Supposedly, the effect of one application will last 400 days – but I am sure this will vary with the absorption capacity of the surface being sprayed. Untreated wood, varnished or painted wood or cement block, matt or gloss.

The Taiwanese claim that Alphacypermethrin is ecologically safe. However, there is no biodiversity impact evaluation as part of the study. I have certainly noticed a decline in butterflies in recent years – this could just as well be due to other factors (e.g. climate change) but monitoring could be worthwhile both for human health and biodiversity.

The second component of the Taiwanese programme is treatment. The traditional treatment, chloroquine, has been largely ineffective for several years as Plasmodium falciparum has become resistant to it.

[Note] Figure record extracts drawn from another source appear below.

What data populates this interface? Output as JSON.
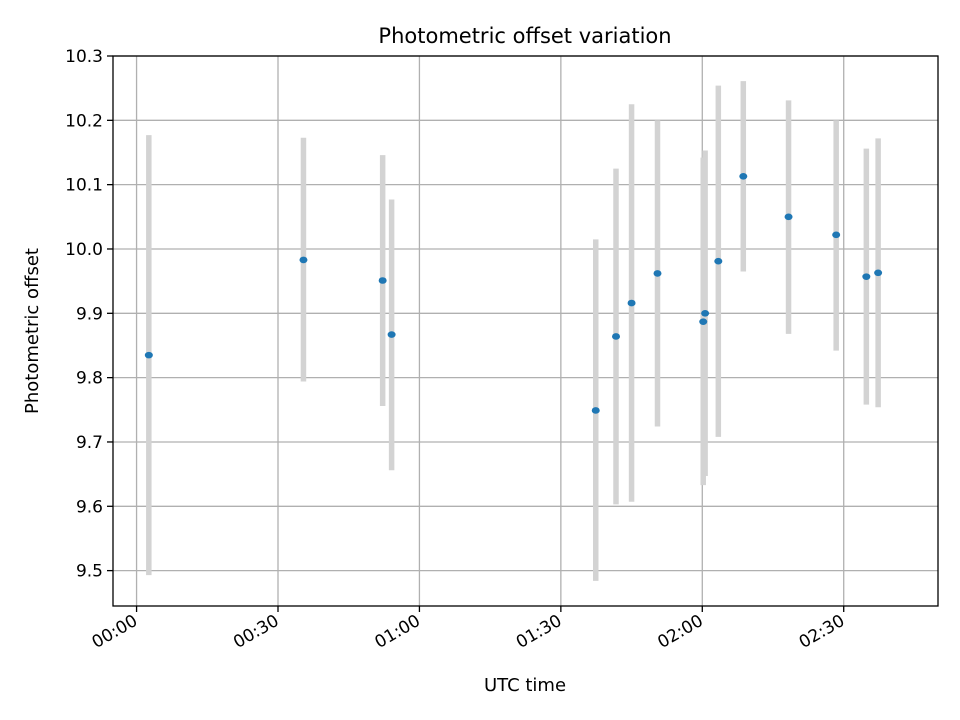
{
  "chart_data": {
    "type": "scatter",
    "title": "Photometric offset variation",
    "xlabel": "UTC time",
    "ylabel": "Photometric offset",
    "x_unit": "minutes after 00:00 UTC",
    "xlim": [
      -5,
      170
    ],
    "ylim": [
      9.445,
      10.3
    ],
    "grid": true,
    "x_ticks": [
      {
        "value": 0,
        "label": "00:00"
      },
      {
        "value": 30,
        "label": "00:30"
      },
      {
        "value": 60,
        "label": "01:00"
      },
      {
        "value": 90,
        "label": "01:30"
      },
      {
        "value": 120,
        "label": "02:00"
      },
      {
        "value": 150,
        "label": "02:30"
      }
    ],
    "y_ticks": [
      {
        "value": 9.5,
        "label": "9.5"
      },
      {
        "value": 9.6,
        "label": "9.6"
      },
      {
        "value": 9.7,
        "label": "9.7"
      },
      {
        "value": 9.8,
        "label": "9.8"
      },
      {
        "value": 9.9,
        "label": "9.9"
      },
      {
        "value": 10.0,
        "label": "10.0"
      },
      {
        "value": 10.1,
        "label": "10.1"
      },
      {
        "value": 10.2,
        "label": "10.2"
      },
      {
        "value": 10.3,
        "label": "10.3"
      }
    ],
    "colors": {
      "point": "#1f77b4",
      "errorbar": "#d3d3d3",
      "grid": "#b0b0b0"
    },
    "points": [
      {
        "x": 2.6,
        "y": 9.835,
        "ylow": 9.493,
        "yhigh": 10.177
      },
      {
        "x": 35.4,
        "y": 9.983,
        "ylow": 9.794,
        "yhigh": 10.173
      },
      {
        "x": 52.2,
        "y": 9.951,
        "ylow": 9.756,
        "yhigh": 10.146
      },
      {
        "x": 54.1,
        "y": 9.867,
        "ylow": 9.656,
        "yhigh": 10.077
      },
      {
        "x": 97.4,
        "y": 9.749,
        "ylow": 9.484,
        "yhigh": 10.015
      },
      {
        "x": 101.7,
        "y": 9.864,
        "ylow": 9.603,
        "yhigh": 10.125
      },
      {
        "x": 105.0,
        "y": 9.916,
        "ylow": 9.607,
        "yhigh": 10.225
      },
      {
        "x": 110.5,
        "y": 9.962,
        "ylow": 9.724,
        "yhigh": 10.2
      },
      {
        "x": 120.2,
        "y": 9.887,
        "ylow": 9.633,
        "yhigh": 10.142
      },
      {
        "x": 120.6,
        "y": 9.9,
        "ylow": 9.647,
        "yhigh": 10.153
      },
      {
        "x": 123.4,
        "y": 9.981,
        "ylow": 9.708,
        "yhigh": 10.254
      },
      {
        "x": 128.7,
        "y": 10.113,
        "ylow": 9.965,
        "yhigh": 10.261
      },
      {
        "x": 138.3,
        "y": 10.05,
        "ylow": 9.868,
        "yhigh": 10.231
      },
      {
        "x": 148.4,
        "y": 10.022,
        "ylow": 9.842,
        "yhigh": 10.2
      },
      {
        "x": 154.8,
        "y": 9.957,
        "ylow": 9.758,
        "yhigh": 10.156
      },
      {
        "x": 157.3,
        "y": 9.963,
        "ylow": 9.754,
        "yhigh": 10.172
      }
    ]
  }
}
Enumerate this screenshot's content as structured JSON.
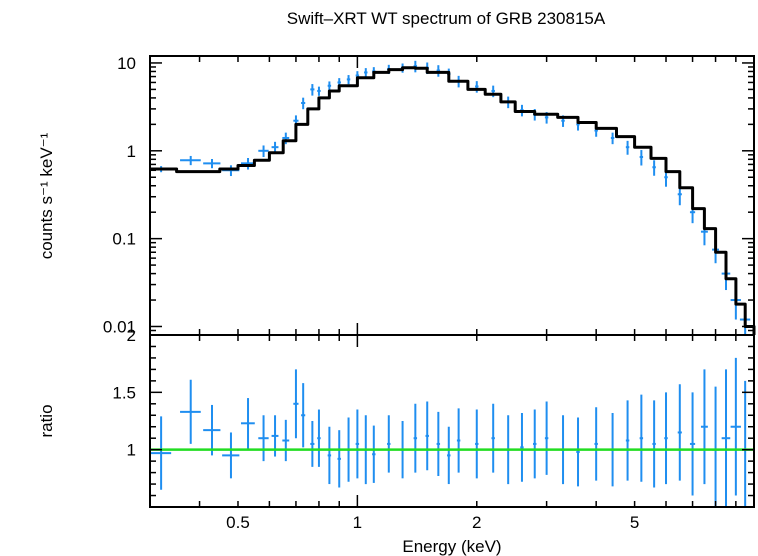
{
  "title": "Swift–XRT WT spectrum of GRB 230815A",
  "colors": {
    "data": "#1f8ef0",
    "model": "#000000",
    "ratio_unity": "#22dd22",
    "axes": "#000000"
  },
  "chart_data": [
    {
      "type": "scatter",
      "panel": "spectrum",
      "title": "Swift–XRT WT spectrum of GRB 230815A",
      "xlabel": "",
      "ylabel": "counts s⁻¹ keV⁻¹",
      "xscale": "log",
      "yscale": "log",
      "xlim": [
        0.3,
        10
      ],
      "ylim": [
        0.008,
        12
      ],
      "yticks": [
        0.01,
        0.1,
        1,
        10
      ],
      "ytick_labels": [
        "0.01",
        "0.1",
        "1",
        "10"
      ],
      "grid": false,
      "series": [
        {
          "style": "points-with-errorbars",
          "x": [
            0.32,
            0.38,
            0.43,
            0.48,
            0.53,
            0.58,
            0.62,
            0.66,
            0.7,
            0.73,
            0.77,
            0.8,
            0.85,
            0.9,
            0.95,
            1.0,
            1.05,
            1.1,
            1.2,
            1.3,
            1.4,
            1.5,
            1.6,
            1.7,
            1.8,
            2.0,
            2.2,
            2.4,
            2.6,
            2.8,
            3.0,
            3.3,
            3.6,
            4.0,
            4.4,
            4.8,
            5.2,
            5.6,
            6.0,
            6.5,
            7.0,
            7.5,
            8.0,
            8.5,
            9.0,
            9.5
          ],
          "y": [
            0.62,
            0.78,
            0.72,
            0.6,
            0.72,
            1.0,
            1.1,
            1.4,
            2.2,
            3.5,
            5.0,
            4.8,
            5.5,
            6.0,
            6.5,
            7.2,
            7.8,
            8.0,
            8.5,
            8.8,
            9.2,
            8.8,
            8.2,
            7.5,
            6.2,
            5.4,
            4.8,
            3.6,
            2.9,
            2.6,
            2.4,
            2.2,
            2.0,
            1.7,
            1.4,
            1.1,
            0.85,
            0.65,
            0.5,
            0.32,
            0.2,
            0.12,
            0.075,
            0.04,
            0.02,
            0.012
          ],
          "xerr_frac": [
            0.06,
            0.06,
            0.05,
            0.05,
            0.04,
            0.03,
            0.02,
            0.02,
            0.015,
            0.012,
            0.012,
            0.01,
            0.01,
            0.01,
            0.01,
            0.01,
            0.01,
            0.01,
            0.01,
            0.01,
            0.01,
            0.01,
            0.01,
            0.01,
            0.01,
            0.01,
            0.01,
            0.01,
            0.01,
            0.01,
            0.01,
            0.01,
            0.01,
            0.01,
            0.01,
            0.01,
            0.01,
            0.01,
            0.01,
            0.012,
            0.015,
            0.02,
            0.02,
            0.025,
            0.03,
            0.03
          ],
          "yerr_frac": [
            0.08,
            0.12,
            0.12,
            0.14,
            0.15,
            0.15,
            0.15,
            0.15,
            0.15,
            0.15,
            0.15,
            0.12,
            0.12,
            0.12,
            0.12,
            0.12,
            0.12,
            0.12,
            0.12,
            0.12,
            0.15,
            0.15,
            0.15,
            0.15,
            0.15,
            0.15,
            0.15,
            0.15,
            0.15,
            0.15,
            0.15,
            0.15,
            0.15,
            0.15,
            0.15,
            0.18,
            0.2,
            0.2,
            0.22,
            0.25,
            0.25,
            0.3,
            0.3,
            0.35,
            0.4,
            0.45
          ]
        },
        {
          "style": "step-line",
          "x": [
            0.3,
            0.35,
            0.4,
            0.45,
            0.5,
            0.55,
            0.6,
            0.65,
            0.7,
            0.75,
            0.8,
            0.85,
            0.9,
            1.0,
            1.1,
            1.2,
            1.3,
            1.4,
            1.5,
            1.7,
            1.9,
            2.1,
            2.3,
            2.5,
            2.8,
            3.2,
            3.6,
            4.0,
            4.5,
            5.0,
            5.5,
            6.0,
            6.5,
            7.0,
            7.5,
            8.0,
            8.5,
            9.0,
            9.5,
            10
          ],
          "y": [
            0.62,
            0.58,
            0.58,
            0.62,
            0.68,
            0.78,
            0.95,
            1.3,
            2.0,
            3.0,
            4.0,
            4.8,
            5.5,
            6.8,
            7.8,
            8.4,
            8.8,
            8.7,
            7.8,
            6.2,
            5.0,
            4.4,
            3.6,
            2.8,
            2.6,
            2.4,
            2.1,
            1.8,
            1.45,
            1.1,
            0.82,
            0.58,
            0.38,
            0.22,
            0.13,
            0.07,
            0.035,
            0.018,
            0.01,
            0.008
          ]
        }
      ]
    },
    {
      "type": "scatter",
      "panel": "ratio",
      "xlabel": "Energy (keV)",
      "ylabel": "ratio",
      "xscale": "log",
      "yscale": "linear",
      "xlim": [
        0.3,
        10
      ],
      "ylim": [
        0.5,
        2.0
      ],
      "xticks": [
        0.5,
        1,
        2,
        5
      ],
      "xtick_labels": [
        "0.5",
        "1",
        "2",
        "5"
      ],
      "yticks": [
        1,
        1.5,
        2
      ],
      "ytick_labels": [
        "1",
        "1.5",
        "2"
      ],
      "reference_line": 1,
      "series": [
        {
          "style": "points-with-errorbars",
          "x": [
            0.32,
            0.38,
            0.43,
            0.48,
            0.53,
            0.58,
            0.62,
            0.66,
            0.7,
            0.73,
            0.77,
            0.8,
            0.85,
            0.9,
            0.95,
            1.0,
            1.05,
            1.1,
            1.2,
            1.3,
            1.4,
            1.5,
            1.6,
            1.7,
            1.8,
            2.0,
            2.2,
            2.4,
            2.6,
            2.8,
            3.0,
            3.3,
            3.6,
            4.0,
            4.4,
            4.8,
            5.2,
            5.6,
            6.0,
            6.5,
            7.0,
            7.5,
            8.0,
            8.5,
            9.0,
            9.5
          ],
          "y": [
            0.97,
            1.33,
            1.17,
            0.95,
            1.23,
            1.1,
            1.12,
            1.08,
            1.4,
            1.3,
            1.05,
            1.1,
            0.95,
            0.92,
            1.0,
            1.05,
            1.0,
            0.96,
            1.05,
            1.0,
            1.1,
            1.12,
            1.05,
            0.95,
            1.08,
            1.05,
            1.1,
            1.0,
            1.02,
            1.05,
            1.1,
            1.0,
            0.98,
            1.05,
            1.0,
            1.08,
            1.1,
            1.05,
            1.1,
            1.15,
            1.05,
            1.2,
            1.0,
            1.1,
            1.2,
            1.0
          ],
          "xerr_frac": [
            0.06,
            0.06,
            0.05,
            0.05,
            0.04,
            0.03,
            0.02,
            0.02,
            0.015,
            0.012,
            0.012,
            0.01,
            0.01,
            0.01,
            0.01,
            0.01,
            0.01,
            0.01,
            0.01,
            0.01,
            0.01,
            0.01,
            0.01,
            0.01,
            0.01,
            0.01,
            0.01,
            0.01,
            0.01,
            0.01,
            0.01,
            0.01,
            0.01,
            0.01,
            0.01,
            0.01,
            0.01,
            0.01,
            0.01,
            0.012,
            0.015,
            0.02,
            0.02,
            0.025,
            0.03,
            0.03
          ],
          "yerr": [
            0.32,
            0.28,
            0.22,
            0.2,
            0.22,
            0.2,
            0.18,
            0.18,
            0.3,
            0.28,
            0.2,
            0.25,
            0.25,
            0.25,
            0.28,
            0.3,
            0.3,
            0.25,
            0.25,
            0.25,
            0.3,
            0.3,
            0.28,
            0.25,
            0.28,
            0.3,
            0.3,
            0.3,
            0.3,
            0.3,
            0.32,
            0.3,
            0.3,
            0.32,
            0.32,
            0.35,
            0.38,
            0.38,
            0.4,
            0.42,
            0.45,
            0.5,
            0.55,
            0.6,
            0.6,
            0.6
          ]
        }
      ]
    }
  ]
}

Various other drugs have been used here – Quinine, Fansidar, Mefloquine, Halfan etc – but there were no guidelines and each doctor would prescribe what s/he felt fit.

Now we are using in the first line a combination treatment of Amodiaquine and Artesunate. Clearly, the former is part of the quinine family (of which I haven’t studied the modes of action as I have with the chemotherapy drugs Kezia is taking). The latter has a fascinating history!

The mainland Chinese started studying the anti-malarial effects of the traditional anti-malarial medicine derived from the plant Artemisa anna back in the 1960s. For various reasons, including the upheavals of the Cultural Revolution, the positive results were not published internationally. When they were, in the 1990s, they were pretty much “poohed-poohed” by the developed world except … the pharmaceuticals who pricked up their ears and went for it big time! The plant’s active ingredient was Artemisin and soon the synthetic Artesunate was developed.

Artesunate is fast-acting but has a very short half-life (i.e. very quickly disappears from the blood). Amodiaquine has longer half-life. The tablets are marketed in packs of a pair a day. If there is still some residual malaria, then a second line of attack is used – the trade name Coartem, a combination of Artesunate and Lumefantrine (in turn developed from halofantrine, the basis of Halfan, which at the time of its recent development was revolutionary in its approach to killing malaria parasites).

Prophylaxis, if you are pregnant or a tourist, is more controversial and I won’t deal with here.

Anyway, the initial Taiwanese trial on our smaller island saw the hospital’s 21 beds in two months go from 100% occupation to 0% occupation. Two years later the hospital internment rates from malaria had maintained, indicating the mosquito had not developed resistance to the insecticide and the malaria parasite had not developed resistance to the treatment medications.

The programme has now been introduced to the larger island.